This spring, Navy Federal teamed up with Forrester Research to better understand the financial habits, behaviors and outlooks of the millennial generation in 2017 – and figure out how financial institutions can help. What we found? Even though millennials think they’re financially on track, their bank accounts tell a different story. Not to mention, many millennials are navigating these murky waters alone, relying heavily on their own research and personal contacts for financial advice.  

Over the next few weeks, we’ll be spotlighting results of our 2017 Military Millennials and Their Money survey, right here on the Navy Federal Blog. In this week’s installment, we’re talking savings strategies – and how you can turn to your financial institution for help.

You’ve probably heard it from your parents, someone at your on-base Financial Readiness Program, or maybe even a financial advisor. It only takes a little bit to start saving.

And yet, only 26 percent of millennials are turning to their bank or credit union for savings advice.

Setting aside money each month or every paycheck can help you build up your savings easily. But it can seem tough when you’re just starting out. Not sure where or how to begin? Here are some easy ways you can start saving today – whether it’s for a new car, vacation or a rainy day:

Savings plans

Millennials and Their Money shows 9 out of 10 millennials say saving money is a top priority – but an alarming 74 percent feel like they don’t know enough about managing their finances to actually meet their goals. This begs the question: Do millennials know how to start, or even that starting to save might be easier than they think?

Whether you’re building an emergency fund or saving for a few different short- and long-term goals, make a savings plan to simplify saving up.

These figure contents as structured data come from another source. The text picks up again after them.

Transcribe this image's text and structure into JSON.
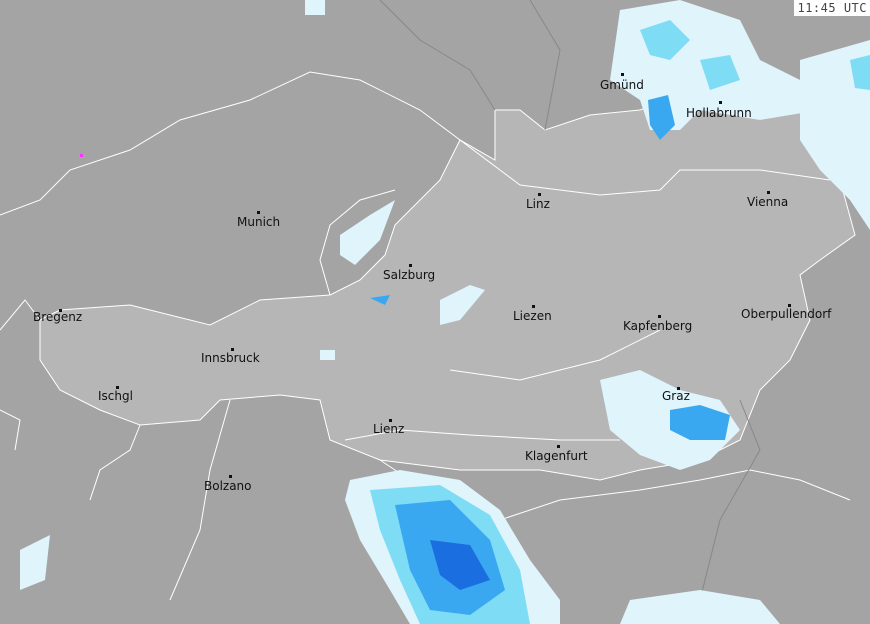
{
  "timestamp": "11:45 UTC",
  "colors": {
    "background": "#a4a4a4",
    "country_highlight": "#b6b6b6",
    "borders": "#ffffff",
    "radar_light": "#dff4fb",
    "radar_cyan": "#7fdcf5",
    "radar_mid": "#3aa8f0",
    "radar_strong": "#1a6ee0"
  },
  "cities": [
    {
      "name": "Gmünd"
    },
    {
      "name": "Hollabrunn"
    },
    {
      "name": "Linz"
    },
    {
      "name": "Vienna"
    },
    {
      "name": "Munich"
    },
    {
      "name": "Salzburg"
    },
    {
      "name": "Bregenz"
    },
    {
      "name": "Liezen"
    },
    {
      "name": "Kapfenberg"
    },
    {
      "name": "Oberpullendorf"
    },
    {
      "name": "Innsbruck"
    },
    {
      "name": "Ischgl"
    },
    {
      "name": "Graz"
    },
    {
      "name": "Lienz"
    },
    {
      "name": "Klagenfurt"
    },
    {
      "name": "Bolzano"
    }
  ]
}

Start by earmarking a monthly amount to set aside. This could vary depending on your goal – three months’ salary is the recommended amount for an emergency fund, or maybe you’re hoping to build up $1,000 for a vacation during the holiday season. Once you’ve figured out how much you’ll need to make it happen, categorize your goals and begin.

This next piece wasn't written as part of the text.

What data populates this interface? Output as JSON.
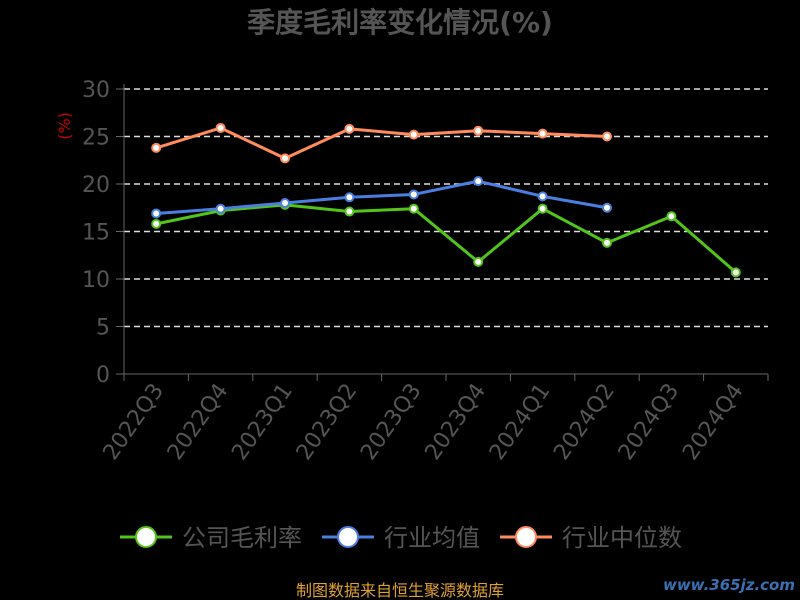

It may help to create a separate account for each when you prioritize your goals. You can easily see how much you’ve saved this way.

Savings accounts make for a great, simple option to set money aside for short- or mid-term goals. Interest rates on these are typically higher than rates on checking accounts, so you’ll get a little boost each month. Not to mention, you can automatically transfer a set amount from your checking to your savings. Out of sight, out of mind can make saving up even easier.


A certificate (sometimes called a share certificate or a certificate of deposit) helps you save over a period of time.

Certificate basics:

  • Start with a minimum deposit
  • Contribute additional funds at certain points
  • Withdraw the funds once the certificate has reached maturity

If you’re saving toward a particular goal, like a vacation or wedding, certificates are a great option. Most offer higher interest rates than savings accounts. This helps you earn more on what you’re putting away. Plus, you usually can’t tap into your certificate without incurring a penalty fee. This helps reduce your risk of spending what you save.

Money Market Savings Accounts 

Money market savings accounts are another great way to help your savings grow. They’re similar to your basic savings accounts, but typically offer a higher APY – which means you can earn more interest on what you’ve deposited. And like most accounts, MMSAs are federally insured up to a certain amount*, making them less risky than investing in securities.

Many MMSAs do require a minimum deposit, so they’re a great next step if:

  • You just sold a big-ticket item and want to deposit the money somewhere it can grow.
  • You received a monetary gift or inheritance and want to keep these funds separate from your everyday accounts.
  • You’re a master of savings, and you’ve accumulated a healthy sum beyond your emergency fund.

*NCUA/FDIC insurance is up to $250,000 per account ownership category.

With 83 percent of millennials going through everyday financial life without an emergency fund, it’s clear the time to turn to financial institutions is now. They make banking and achieving savings goals simple. From basic savings accounts to certificates, MMSAs to automated deposits, banks and credit unions offer easy ways to set aside money and get your savings in ship-shape.